И выступали из тьмы один за другим гетман Хмельницкий и бравые казацкие есаулы и, хитро щуря глаза, покручивая усы, многозначительно похлопывали по серебряным и золотым рукоятям сабель — вот-де она, истина.
И безмолвною толпой стояли позади них казаки и мужики с рогатинами и пиками — всевеликое бунташное малороссийское войско и вместе с ними — псковичи, призывавшие Тимофея в свой город, и белозубый кареглазый Иван Вергуненок, и болезненный, маленький Александр Костка — и у каждого из них была своя правда, которую каждый из них почитал истиной.
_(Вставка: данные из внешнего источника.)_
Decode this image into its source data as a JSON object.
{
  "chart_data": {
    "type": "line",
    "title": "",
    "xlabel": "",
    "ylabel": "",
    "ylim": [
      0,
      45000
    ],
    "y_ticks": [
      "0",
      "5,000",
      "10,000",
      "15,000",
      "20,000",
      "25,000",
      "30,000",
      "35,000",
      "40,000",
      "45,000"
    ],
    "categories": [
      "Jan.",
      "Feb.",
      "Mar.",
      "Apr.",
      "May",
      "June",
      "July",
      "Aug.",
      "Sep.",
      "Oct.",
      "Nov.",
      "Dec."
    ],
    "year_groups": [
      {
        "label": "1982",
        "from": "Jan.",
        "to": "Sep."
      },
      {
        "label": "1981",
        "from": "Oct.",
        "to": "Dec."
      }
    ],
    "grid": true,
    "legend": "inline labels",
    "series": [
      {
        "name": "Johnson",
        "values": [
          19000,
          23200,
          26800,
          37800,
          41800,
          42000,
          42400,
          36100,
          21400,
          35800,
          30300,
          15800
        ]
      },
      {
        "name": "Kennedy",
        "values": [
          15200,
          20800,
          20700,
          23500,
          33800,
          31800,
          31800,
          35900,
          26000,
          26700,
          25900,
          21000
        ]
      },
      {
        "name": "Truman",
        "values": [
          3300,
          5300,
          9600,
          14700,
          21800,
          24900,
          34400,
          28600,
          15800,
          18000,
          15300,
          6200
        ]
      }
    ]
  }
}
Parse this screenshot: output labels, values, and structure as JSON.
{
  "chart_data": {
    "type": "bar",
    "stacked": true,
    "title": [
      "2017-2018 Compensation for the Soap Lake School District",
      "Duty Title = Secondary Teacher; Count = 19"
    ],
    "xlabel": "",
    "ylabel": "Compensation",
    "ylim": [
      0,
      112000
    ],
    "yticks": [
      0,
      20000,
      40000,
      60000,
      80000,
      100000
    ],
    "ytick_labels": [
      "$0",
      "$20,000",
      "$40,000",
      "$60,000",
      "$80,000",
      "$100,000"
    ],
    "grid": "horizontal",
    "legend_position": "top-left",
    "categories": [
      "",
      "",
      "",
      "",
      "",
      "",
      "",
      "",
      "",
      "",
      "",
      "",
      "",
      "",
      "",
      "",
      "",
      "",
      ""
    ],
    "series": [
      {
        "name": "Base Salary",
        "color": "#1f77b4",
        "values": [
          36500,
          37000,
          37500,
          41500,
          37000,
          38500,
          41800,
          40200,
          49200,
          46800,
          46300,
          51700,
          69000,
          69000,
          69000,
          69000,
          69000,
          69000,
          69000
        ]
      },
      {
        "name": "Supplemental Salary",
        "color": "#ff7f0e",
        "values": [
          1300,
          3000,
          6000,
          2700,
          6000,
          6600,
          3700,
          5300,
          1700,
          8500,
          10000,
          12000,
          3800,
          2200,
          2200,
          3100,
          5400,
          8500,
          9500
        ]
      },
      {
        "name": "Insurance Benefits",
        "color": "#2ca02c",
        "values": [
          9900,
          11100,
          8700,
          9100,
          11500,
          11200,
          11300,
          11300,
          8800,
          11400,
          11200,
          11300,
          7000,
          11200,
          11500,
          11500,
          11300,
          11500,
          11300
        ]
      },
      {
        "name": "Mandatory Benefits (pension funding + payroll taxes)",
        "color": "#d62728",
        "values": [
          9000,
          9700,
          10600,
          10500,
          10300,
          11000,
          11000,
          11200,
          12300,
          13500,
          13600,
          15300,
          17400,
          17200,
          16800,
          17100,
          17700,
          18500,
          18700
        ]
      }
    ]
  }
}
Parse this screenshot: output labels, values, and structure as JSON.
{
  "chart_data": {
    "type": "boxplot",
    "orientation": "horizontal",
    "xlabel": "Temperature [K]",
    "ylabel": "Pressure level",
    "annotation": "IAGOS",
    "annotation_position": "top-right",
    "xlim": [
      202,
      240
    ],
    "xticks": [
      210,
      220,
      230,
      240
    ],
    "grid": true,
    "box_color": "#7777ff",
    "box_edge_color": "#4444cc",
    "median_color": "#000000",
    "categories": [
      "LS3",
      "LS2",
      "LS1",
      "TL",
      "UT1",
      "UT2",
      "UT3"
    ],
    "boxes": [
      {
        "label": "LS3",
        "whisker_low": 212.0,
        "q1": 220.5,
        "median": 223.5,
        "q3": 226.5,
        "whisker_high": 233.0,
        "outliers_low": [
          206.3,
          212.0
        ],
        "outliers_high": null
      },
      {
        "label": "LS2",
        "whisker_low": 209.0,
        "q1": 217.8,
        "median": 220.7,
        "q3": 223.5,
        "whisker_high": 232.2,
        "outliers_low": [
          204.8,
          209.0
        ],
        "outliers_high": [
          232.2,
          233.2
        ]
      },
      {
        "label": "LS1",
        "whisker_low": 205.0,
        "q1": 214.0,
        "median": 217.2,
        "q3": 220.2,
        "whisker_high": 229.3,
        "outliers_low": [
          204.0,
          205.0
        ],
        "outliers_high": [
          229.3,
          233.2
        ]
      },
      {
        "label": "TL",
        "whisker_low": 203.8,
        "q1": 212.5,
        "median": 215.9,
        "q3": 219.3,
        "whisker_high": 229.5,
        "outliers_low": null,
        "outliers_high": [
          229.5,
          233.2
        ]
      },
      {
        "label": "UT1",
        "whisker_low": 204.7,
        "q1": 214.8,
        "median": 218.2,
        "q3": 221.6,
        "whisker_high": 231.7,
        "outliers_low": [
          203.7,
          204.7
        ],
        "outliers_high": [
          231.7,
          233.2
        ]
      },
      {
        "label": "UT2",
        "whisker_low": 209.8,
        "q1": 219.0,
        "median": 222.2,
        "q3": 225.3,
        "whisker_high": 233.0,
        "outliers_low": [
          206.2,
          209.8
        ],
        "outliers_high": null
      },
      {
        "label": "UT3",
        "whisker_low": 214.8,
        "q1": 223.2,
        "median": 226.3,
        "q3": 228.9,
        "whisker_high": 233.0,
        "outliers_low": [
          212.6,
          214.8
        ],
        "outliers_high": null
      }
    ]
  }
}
«Всю мою жизнь, — подумал Тимофей, — я шел за истиной, а она сколько раз показывалась мне, столько же раз и пропадала. И снова показывалась, и снова исчезала, как оборотень. И наверное, нет ее, истины, а нужно всю жизнь искать ее и гнаться за ней, а она всегда будет где-то впереди, манить тебя, и звать, и уходить все дальше и дальше, а погоня за нею и есть истина».
Близко перед рассветом отворилась дверь, и в темницу вошел маленький, почти бесплотный старик в рясе до пят, с бородой до пояса, в камилавке, надвинутой на брови.
«Варнава», — узнал Тимофей. Он хотел сесть, но старик положил на плечо ему сухую, легкую руку.
— Лежи, чадо мое возлюбленное, — тихо проговорил Варнава. — Собирай остатнюю силу, дюже сгодится она тебе вскоре.
И второю рукой нежно провел по волосам ему.
— Совсем седым стал ты, чадо, — произнес Варнава, и Тимофей услышал в голосе у него слезы.
И Тимофею пришли на память стихи песнопевца Давида, и он, слабо улыбнувшись, сказал:
— Не чаял я, отче, увидеть тебя здесь перед погибелью моей. Помнишь, отче, читал ты мне… Или не ты это читал? Да, впрочем, нет в том никакой разницы. «Исчезли, как дым, дни мои, и кости мои обожжены, как головня. Сердце мое поражено и иссохло, как трава… Не сплю и сижу, как одинокая птица на кровле. Всякий день поносят меня враги мои. Я ем пепел, как хлеб, и питье мое растворяю слезами. Душа моя насытилась бедствиями, и жизнь приблизилась к преисподней. Я сравнялся с нисходящими в могилу. Я стал, как человек без силы, брошенный между мертвыми».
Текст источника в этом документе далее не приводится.